Vous travaillez sur la perception auditive en psychologie, pouvez-vous nous expliquer en quoi cela consiste ?

Je travaille dans le domaine de la psychoacoustique, c’est-à-dire l’étude de la perception auditive, une branche de la psychologie expérimentale. J’enseigne auprès de futurs ingénieurs spécialisés dans la cognitique. Cette discipline prend en compte le comportement humain, pour adapter l’ergonomie et le design des sites internet par exemple. La psychologie expérimentale a, entre autres, comme objet d’étude la perception et propose des modèles de fonctionnement du cerveau. Nous étudions la perception auditive humaine en réalisant des expériences sur des sujets humains. Pour prendre un exemple simple, au lieu d’implanter des électrodes dans la tête d’une souris pour savoir comment fonctionne le cerveau, nous demandons directement à un individu d’appuyer sur un bouton lorsqu’il entend un son. À partir des résultats obtenus, nous formulons des hypothèses sur ce qu’il se passe dans le cerveau, en lien avec l’audition.

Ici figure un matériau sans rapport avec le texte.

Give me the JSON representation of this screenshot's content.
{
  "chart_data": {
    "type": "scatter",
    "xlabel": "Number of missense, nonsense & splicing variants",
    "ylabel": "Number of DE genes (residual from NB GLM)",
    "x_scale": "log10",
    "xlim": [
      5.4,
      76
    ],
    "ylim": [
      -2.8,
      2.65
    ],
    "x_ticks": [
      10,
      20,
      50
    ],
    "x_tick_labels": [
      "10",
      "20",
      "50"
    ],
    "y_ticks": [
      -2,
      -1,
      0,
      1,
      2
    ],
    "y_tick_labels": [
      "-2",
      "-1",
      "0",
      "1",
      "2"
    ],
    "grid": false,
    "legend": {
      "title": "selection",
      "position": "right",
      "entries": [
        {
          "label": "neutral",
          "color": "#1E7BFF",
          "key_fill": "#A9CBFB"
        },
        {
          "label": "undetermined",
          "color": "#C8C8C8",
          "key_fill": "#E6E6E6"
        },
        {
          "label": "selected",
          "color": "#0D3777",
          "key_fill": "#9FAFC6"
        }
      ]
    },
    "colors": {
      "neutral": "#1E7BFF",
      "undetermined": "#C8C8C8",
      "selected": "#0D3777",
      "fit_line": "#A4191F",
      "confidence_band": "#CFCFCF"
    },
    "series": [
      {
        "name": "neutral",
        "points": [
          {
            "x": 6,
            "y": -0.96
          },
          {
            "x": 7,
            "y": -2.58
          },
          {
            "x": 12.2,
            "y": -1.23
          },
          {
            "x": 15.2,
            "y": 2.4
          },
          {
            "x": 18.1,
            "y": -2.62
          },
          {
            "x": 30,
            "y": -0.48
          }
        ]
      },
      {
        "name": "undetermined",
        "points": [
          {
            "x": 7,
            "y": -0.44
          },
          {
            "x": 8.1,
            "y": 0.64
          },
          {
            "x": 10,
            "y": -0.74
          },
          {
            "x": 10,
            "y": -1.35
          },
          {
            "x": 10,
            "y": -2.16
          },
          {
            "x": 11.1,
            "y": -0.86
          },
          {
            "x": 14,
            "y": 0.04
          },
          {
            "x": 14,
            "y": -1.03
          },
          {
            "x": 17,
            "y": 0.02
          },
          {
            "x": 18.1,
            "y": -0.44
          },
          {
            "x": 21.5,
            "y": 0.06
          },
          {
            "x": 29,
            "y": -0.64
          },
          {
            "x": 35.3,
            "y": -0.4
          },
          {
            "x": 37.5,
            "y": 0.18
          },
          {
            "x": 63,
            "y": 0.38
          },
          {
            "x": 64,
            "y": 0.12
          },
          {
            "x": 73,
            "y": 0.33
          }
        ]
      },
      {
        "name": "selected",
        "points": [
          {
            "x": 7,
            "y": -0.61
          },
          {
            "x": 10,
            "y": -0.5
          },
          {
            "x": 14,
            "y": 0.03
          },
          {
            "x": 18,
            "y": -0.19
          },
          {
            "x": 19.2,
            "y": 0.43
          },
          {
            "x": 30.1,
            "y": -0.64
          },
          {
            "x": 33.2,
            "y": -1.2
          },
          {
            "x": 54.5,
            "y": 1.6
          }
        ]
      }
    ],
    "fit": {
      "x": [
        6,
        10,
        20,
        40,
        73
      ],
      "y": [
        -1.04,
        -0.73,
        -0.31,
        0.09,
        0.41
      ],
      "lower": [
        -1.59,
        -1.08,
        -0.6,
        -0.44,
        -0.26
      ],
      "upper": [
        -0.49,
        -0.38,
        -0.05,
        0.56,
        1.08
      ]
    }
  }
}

Comment vos recherches sont-elles financées ? Votre secteur a-t-il plus de mal à obtenir des financements par rapport à d’autres?

Mon domaine d’études est peu coûteux. Une fois les cabines insonorisées construites, le matériel de contrôle et d’émissions des sons acheté, les seuls besoins se déclinent en ordinateurs fixes et logiciels classiques de synthèse sonore. Le budget est essentiellement dépensé pour ce que l’on nomme les « essais cliniques » : ils rétribuent les participants aux expériences. De manière générale, il est assez facile de trouver des financements dans ce domaine. Nous pouvons nous tourner vers plusieurs institutions, la région Nouvelle Aquitaine, l’université de Bordeaux, le CNRS et même vers des contrats privés, comme avec des entreprises de prothèses auditives. 

Voyez-vous des voies d’amélioration possibles dans ce secteur de recherche ?

Comme je suis membre de la section 26 « Cerveau, comportement, cognition » du Comité National du CNRS depuis presque dix ans, j’ai l’occasion d’apprécier des dossiers de candidature rédigés par de jeunes collègues voulant devenir chercheurs dans le domaine des neurosciences et intégrer des laboratoires de Bordeaux. Je peux dire que la section 26 est très prometteuse et d’excellence en ce qui concerne les neurosciences en général. Le matériel technique est en plein développement et nécessite de hautes compétences.  Pour améliorer l’essor de la recherche bordelaise, il faudrait davantage de postes de chercheurs et aussi de postes d’ingénieurs, assistants de recherche et d’informaticiens.

La Fondation pour l’audition, nouvel acteur dans la recherche sur la santé auditive

La Fondation pour l’audition veut s’imposer comme l’acteur incontournable du financement des recherches sur la santé auditive. Créée en 2015 par Françoise Bettencourt Meyers, Jean-Pierre Meyers, et la Fondation Bettencourt Schueller, elle accorde différentes bourses de recherche. Didier Dulon, chercheur en neurosciences à l’Inserm et au CHU Pellegrin, en a gagné une d’un montant de plus de 200 000 €, de 2015 à 2018, pour ses recherches sur les neuropathies. “Avant la Fondation, il n’y avait rien. L’université me donne 2 000 € par an, à peine de quoi payer le téléphone.” Le chercheur s’inquiète pour l’avenir. “On manque d’argent partout. La crise du Covid-19 l’a bien montré : dans le domaine de la recherche biomédicale, on est très en retard.”